He smiled. “It’s nothing to do with porn. It’s a _Moby-Dick_ reference.”

“And you’re claiming that a book named _Moby-Dick_ has nothing to do with porn?”

“Precisely Affenlight’s point in the book. The very fact Melville, an ostensibly straight man living in a very homophobic time, wrote about men sharing a bed and engaging in the squeezing of spermaceti, which is one of the more obvious examples of a metaphor for mutual masturbation-”

Genevieve cleared her throat. “And this is an academic text?”

“Sort of. A bit popularized. Look, it got great reviews in _Time_ and _The New York Times_.”

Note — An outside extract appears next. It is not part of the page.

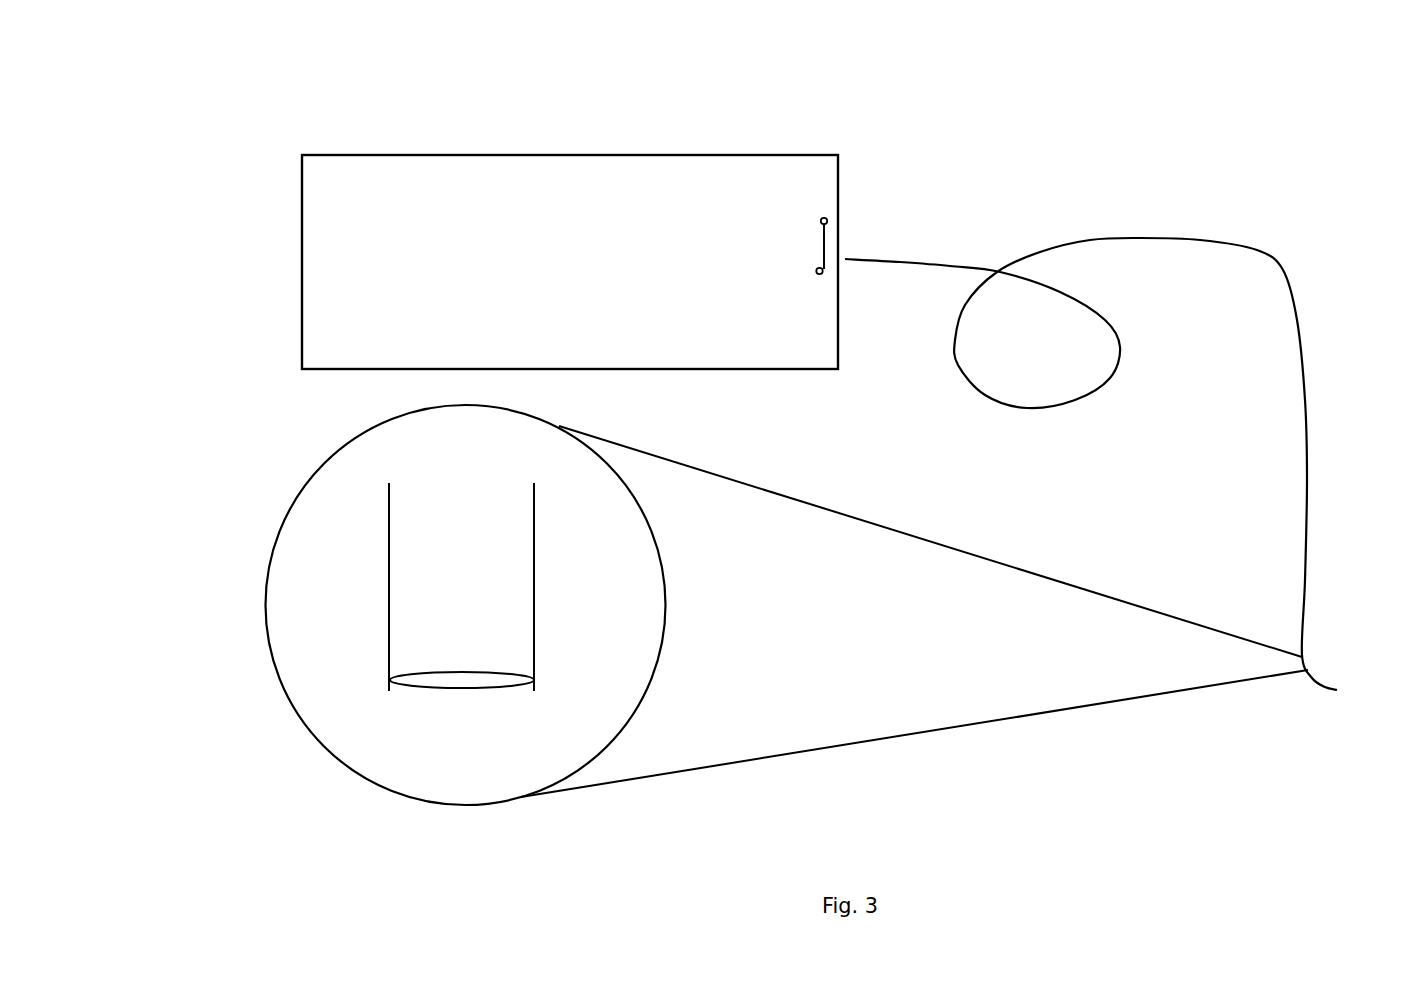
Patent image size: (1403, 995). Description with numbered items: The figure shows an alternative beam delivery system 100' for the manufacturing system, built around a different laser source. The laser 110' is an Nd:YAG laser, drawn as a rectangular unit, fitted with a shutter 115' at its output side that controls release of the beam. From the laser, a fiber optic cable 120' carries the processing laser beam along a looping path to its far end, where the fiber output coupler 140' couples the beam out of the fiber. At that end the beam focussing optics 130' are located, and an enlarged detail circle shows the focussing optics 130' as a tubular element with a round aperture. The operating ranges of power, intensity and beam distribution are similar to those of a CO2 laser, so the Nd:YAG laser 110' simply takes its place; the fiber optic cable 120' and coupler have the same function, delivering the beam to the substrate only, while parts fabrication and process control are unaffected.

“Uh huh.” She pushed it back. “Pass the beef. I know you’re not going to eat it.”

***

Owen waited until he’d read _The Sperm-Squeezers_ cover to cover before turning to Google. There was no point in reading reviews and critical debate – if there even were any articles online from that far back – when he hadn’t yet formed any opinions of his own. What he found was much too little to appease his newfound appetite: Guert Affenlight had published articles and book reviews, but no other works on anything like the scale of _The Sperm-Squeezers_. His Wikipedia page mentioned that he’d risen to being the head of Harvard’s English department before being appointed president of Westish College in Wisconsin. Owen had to look up the Wiki page for Westish too. And then consult a map.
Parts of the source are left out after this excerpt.